1. CONTEXTE ANTHROPOLOGIQUE

L’ouvrage de William B. Cohen, Français et Africains. Les Noirs dans le regard des Blancs 1530-1880 2 , résume bien l’image que les occidentaux du 19e siècle et du début du 20e se faisaient de Noirs. Tout au long du 19e siècle et jusque vers les années 1945, en Belgique comme partout en occident, prédominait la croyance à l’infériorité des Noirs. Cette croyance, formée et renforcée par des siècles de contacts, s’appuie, à cette époque où le scientisme était devenu un véritable objet de culte, sur des théories pseudo-scientifiques et religieuses. Publiés dans des romans, des ouvrages « scientifiques », des revues et des magazines et vulgarisés par des kermesses et des expositions, toutes les idées et les préjugés défavorables aux Noirs étaient répandus dans toutes les couches sociales en Belgique et dans tout l’Occident chrétien. Les missionnaires eux-mêmes baignaient dans cette culture et ils partageaient, dans l’ensemble, les opinions de leurs contemporains, surtout quand celles-ci se présentaient comme les résultats des enquêtes scientifiques avérées.
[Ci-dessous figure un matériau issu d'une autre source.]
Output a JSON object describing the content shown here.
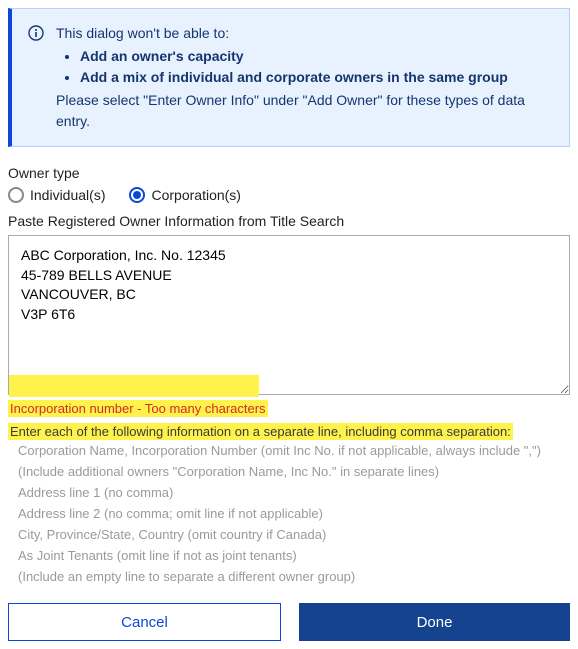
{
  "info": {
    "lead": "This dialog won't be able to:",
    "bullets": [
      "Add an owner's capacity",
      "Add a mix of individual and corporate owners in the same group"
    ],
    "trail": "Please select \"Enter Owner Info\" under \"Add Owner\" for these types of data entry."
  },
  "owner_type": {
    "label": "Owner type",
    "options": {
      "individual": {
        "label": "Individual(s)",
        "selected": false
      },
      "corporation": {
        "label": "Corporation(s)",
        "selected": true
      }
    }
  },
  "paste_label": "Paste Registered Owner Information from Title Search",
  "textarea_value": "ABC Corporation, Inc. No. 12345\n45-789 BELLS AVENUE\nVANCOUVER, BC\nV3P 6T6",
  "error": "Incorporation number - Too many characters",
  "instructions": {
    "heading": "Enter each of the following information on a separate line, including comma separation:",
    "lines": [
      "Corporation Name, Incorporation Number (omit Inc No. if not applicable, always include \",\")",
      "(Include additional owners \"Corporation Name, Inc No.\" in separate lines)",
      "Address line 1 (no comma)",
      "Address line 2 (no comma; omit line if not applicable)",
      "City, Province/State, Country (omit country if Canada)",
      "As Joint Tenants (omit line if not as joint tenants)",
      "(Include an empty line to separate a different owner group)"
    ]
  },
  "buttons": {
    "cancel": "Cancel",
    "done": "Done"
  }
}
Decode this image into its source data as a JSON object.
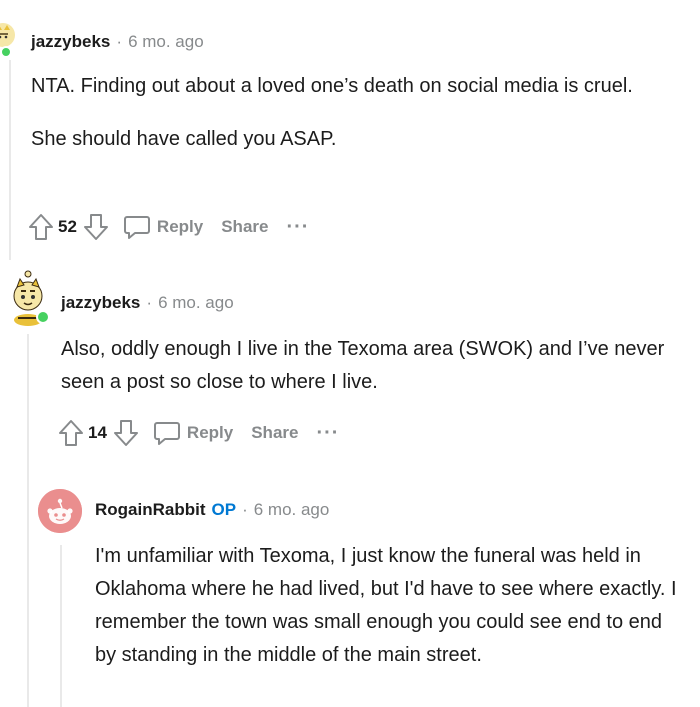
{
  "comments": [
    {
      "username": "jazzybeks",
      "op_label": "",
      "separator": "·",
      "time": "6 mo. ago",
      "body": [
        "NTA. Finding out about a loved one’s death on social media is cruel.",
        "She should have called you ASAP."
      ],
      "votes": "52",
      "reply_label": "Reply",
      "share_label": "Share",
      "more_label": "···"
    },
    {
      "username": "jazzybeks",
      "op_label": "",
      "separator": "·",
      "time": "6 mo. ago",
      "body": [
        "Also, oddly enough I live in the Texoma area (SWOK) and I’ve never seen a post so close to where I live."
      ],
      "votes": "14",
      "reply_label": "Reply",
      "share_label": "Share",
      "more_label": "···"
    },
    {
      "username": "RogainRabbit",
      "op_label": "OP",
      "separator": "·",
      "time": "6 mo. ago",
      "body": [
        "I'm unfamiliar with Texoma, I just know the funeral was held in Oklahoma where he had lived, but I'd have to see where exactly. I remember the town was small enough you could see end to end by standing in the middle of the main street."
      ]
    }
  ],
  "colors": {
    "online": "#46d160",
    "op": "#0079d3",
    "muted": "#878a8c",
    "snoo_bg": "#ea8e8e"
  },
  "icons": {
    "upvote": "upvote-arrow-icon",
    "downvote": "downvote-arrow-icon",
    "reply": "speech-bubble-icon",
    "avatar1": "tiger-avatar-icon",
    "avatar3": "snoo-avatar-icon"
  }
}
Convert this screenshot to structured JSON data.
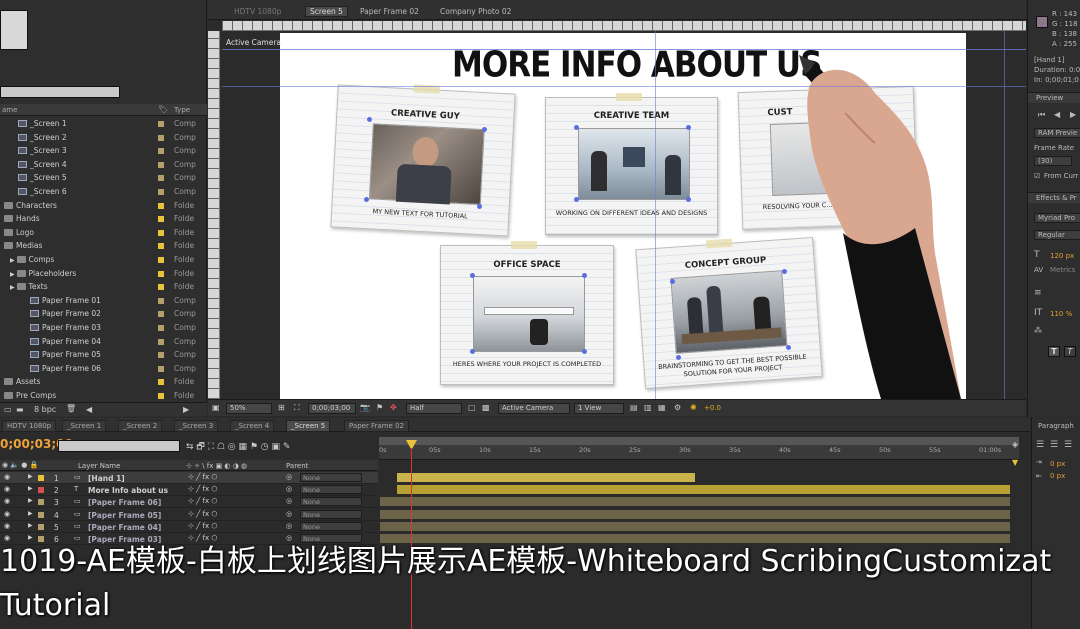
{
  "project": {
    "search_placeholder": "",
    "col_name": "ame",
    "col_type": "Type",
    "footer_bpc": "8 bpc",
    "items": [
      {
        "label": "_Screen 1",
        "kind": "comp",
        "indent": 2,
        "type": "Comp",
        "color": "#b3a06a"
      },
      {
        "label": "_Screen 2",
        "kind": "comp",
        "indent": 2,
        "type": "Comp",
        "color": "#b3a06a"
      },
      {
        "label": "_Screen 3",
        "kind": "comp",
        "indent": 2,
        "type": "Comp",
        "color": "#b3a06a"
      },
      {
        "label": "_Screen 4",
        "kind": "comp",
        "indent": 2,
        "type": "Comp",
        "color": "#b3a06a"
      },
      {
        "label": "_Screen 5",
        "kind": "comp",
        "indent": 2,
        "type": "Comp",
        "color": "#b3a06a"
      },
      {
        "label": "_Screen 6",
        "kind": "comp",
        "indent": 2,
        "type": "Comp",
        "color": "#b3a06a"
      },
      {
        "label": "Characters",
        "kind": "folder",
        "indent": 0,
        "type": "Folde",
        "color": "#e8c23a"
      },
      {
        "label": "Hands",
        "kind": "folder",
        "indent": 0,
        "type": "Folde",
        "color": "#e8c23a"
      },
      {
        "label": "Logo",
        "kind": "folder",
        "indent": 0,
        "type": "Folde",
        "color": "#e8c23a"
      },
      {
        "label": "Medias",
        "kind": "folder",
        "indent": 0,
        "type": "Folde",
        "color": "#e8c23a"
      },
      {
        "label": "Comps",
        "kind": "folder",
        "indent": 1,
        "type": "Folde",
        "color": "#e8c23a"
      },
      {
        "label": "Placeholders",
        "kind": "folder",
        "indent": 1,
        "type": "Folde",
        "color": "#e8c23a"
      },
      {
        "label": "Texts",
        "kind": "folder",
        "indent": 1,
        "type": "Folde",
        "color": "#e8c23a"
      },
      {
        "label": "Paper Frame 01",
        "kind": "comp",
        "indent": 3,
        "type": "Comp",
        "color": "#b3a06a"
      },
      {
        "label": "Paper Frame 02",
        "kind": "comp",
        "indent": 3,
        "type": "Comp",
        "color": "#b3a06a"
      },
      {
        "label": "Paper Frame 03",
        "kind": "comp",
        "indent": 3,
        "type": "Comp",
        "color": "#b3a06a"
      },
      {
        "label": "Paper Frame 04",
        "kind": "comp",
        "indent": 3,
        "type": "Comp",
        "color": "#b3a06a"
      },
      {
        "label": "Paper Frame 05",
        "kind": "comp",
        "indent": 3,
        "type": "Comp",
        "color": "#b3a06a"
      },
      {
        "label": "Paper Frame 06",
        "kind": "comp",
        "indent": 3,
        "type": "Comp",
        "color": "#b3a06a"
      },
      {
        "label": "Assets",
        "kind": "folder",
        "indent": 0,
        "type": "Folde",
        "color": "#e8c23a"
      },
      {
        "label": "Pre Comps",
        "kind": "folder",
        "indent": 0,
        "type": "Folde",
        "color": "#e8c23a"
      }
    ]
  },
  "viewer": {
    "tabs": [
      "HDTV 1080p",
      "Screen 5",
      "Paper Frame 02",
      "Company Photo 02"
    ],
    "active_tab": "Screen 5",
    "active_camera_label": "Active Camera",
    "canvas_title": "MORE INFO ABOUT US",
    "cards": [
      {
        "title": "CREATIVE GUY",
        "caption": "MY NEW TEXT FOR TUTORIAL"
      },
      {
        "title": "CREATIVE TEAM",
        "caption": "WORKING ON DIFFERENT IDEAS AND DESIGNS"
      },
      {
        "title": "CUST",
        "caption": "RESOLVING YOUR C... AND TAKING CARE OF..."
      },
      {
        "title": "OFFICE SPACE",
        "caption": "HERES WHERE YOUR PROJECT IS COMPLETED"
      },
      {
        "title": "CONCEPT GROUP",
        "caption": "BRAINSTORMING TO GET THE BEST POSSIBLE SOLUTION FOR YOUR PROJECT"
      }
    ],
    "zoom": "50%",
    "timecode": "0;00;03;00",
    "resolution": "Half",
    "camera": "Active Camera",
    "views": "1 View",
    "exposure": "+0.0"
  },
  "right_panel": {
    "info_r": "R : 143",
    "info_g": "G : 118",
    "info_b": "B : 138",
    "info_a": "A : 255",
    "layer_name": "[Hand 1]",
    "duration": "Duration: 0:0",
    "in_point": "In: 0;00;01;0",
    "preview_label": "Preview",
    "ram_preview": "RAM Previe",
    "frame_rate_label": "Frame Rate",
    "frame_rate": "(30)",
    "from_current": "From Curr",
    "effects_label": "Effects & Pr",
    "font": "Myriad Pro",
    "font_style": "Regular",
    "font_size": "120 px",
    "metrics": "Metrics",
    "leading": "110 %",
    "paragraph_label": "Paragraph",
    "px1": "0 px",
    "px2": "0 px"
  },
  "timeline": {
    "tabs": [
      "HDTV 1080p",
      "_Screen 1",
      "_Screen 2",
      "_Screen 3",
      "_Screen 4",
      "_Screen 5",
      "Paper Frame 02"
    ],
    "active_tab": "_Screen 5",
    "timecode": "0;00;03;00",
    "col_layer_name": "Layer Name",
    "col_parent": "Parent",
    "ticks": [
      "0s",
      "05s",
      "10s",
      "15s",
      "20s",
      "25s",
      "30s",
      "35s",
      "40s",
      "45s",
      "50s",
      "55s",
      "01:00s"
    ],
    "layers": [
      {
        "num": "1",
        "name": "[Hand 1]",
        "parent": "None",
        "color": "#e8c23a",
        "bar_color": "#c9b34a",
        "bar_start": 0.5,
        "bar_end": 3.0
      },
      {
        "num": "2",
        "name": "More Info about us",
        "parent": "None",
        "color": "#d94f4f",
        "bar_color": "#b8a133",
        "bar_start": 0.5,
        "bar_end": 6.2
      },
      {
        "num": "3",
        "name": "[Paper Frame 06]",
        "parent": "None",
        "color": "#b3a06a",
        "bar_color": "#6b6448",
        "bar_start": 0.0,
        "bar_end": 6.2
      },
      {
        "num": "4",
        "name": "[Paper Frame 05]",
        "parent": "None",
        "color": "#b3a06a",
        "bar_color": "#6b6448",
        "bar_start": 0.0,
        "bar_end": 6.2
      },
      {
        "num": "5",
        "name": "[Paper Frame 04]",
        "parent": "None",
        "color": "#b3a06a",
        "bar_color": "#6b6448",
        "bar_start": 0.0,
        "bar_end": 6.2
      },
      {
        "num": "6",
        "name": "[Paper Frame 03]",
        "parent": "None",
        "color": "#b3a06a",
        "bar_color": "#6b6448",
        "bar_start": 0.0,
        "bar_end": 6.2
      }
    ]
  },
  "overlay": {
    "line1": "1019-AE模板-白板上划线图片展示AE模板-Whiteboard ScribingCustomizat",
    "line2": "Tutorial"
  }
}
Les écoles qui les préparaient à la vie africaine, leur inculquaient aussi ces a-priori sous prétexte de prévenir contre d'éventuelles dérives 1 . Souvent, une fois en Afrique, ceux des missionnaires qui n’avaient pas un niveau suffisant de culture et une intelligence formée pour discerner et juger par eux-mêmes, ressassaient les mêmes lieux-communs véhiculés en Europe pour expliquer les situations inédites qu’ils rencontraient et justifier leurs écarts de conduite envers les Noirs.

Tout au long du 19e siècle et dans le premier quart du 20e siècle plusieurs écoles de pensée justifiaient la théorie raciste de l’infériorité des Noirs en évoquant pêle-mêle des raisons environnementales, biologiques et religieuses. Ces raisons, reprises explicitement ou implicitement, ont d’une façon ou d’une autre influencé la pensée et le comportement des missionnaires, même s'ils n'adhèrent pas aux postulats pseudo-scientifique du racisme biologique.

Notes
2.

COHEN, W.B. (traduit de l’Anglais par C. Garnier), Français et Africains. Les Noirs dans le regard des Blancs 1530-1880, Gallimard, Paris, 1981. Lire surtout les chapitres 7, 8, 9 et la postface.

1.

L’école coloniale d’Anvers s’était spécialisée à former les candidats à la vie sous les tropiques. À Louvain et dans les maisons de formation religieuse, l’initiation à la vie missionnaire au Congo était partout assurée par des « spécialistes », surtout les ethnologues comme le Jésuite Van Bulck.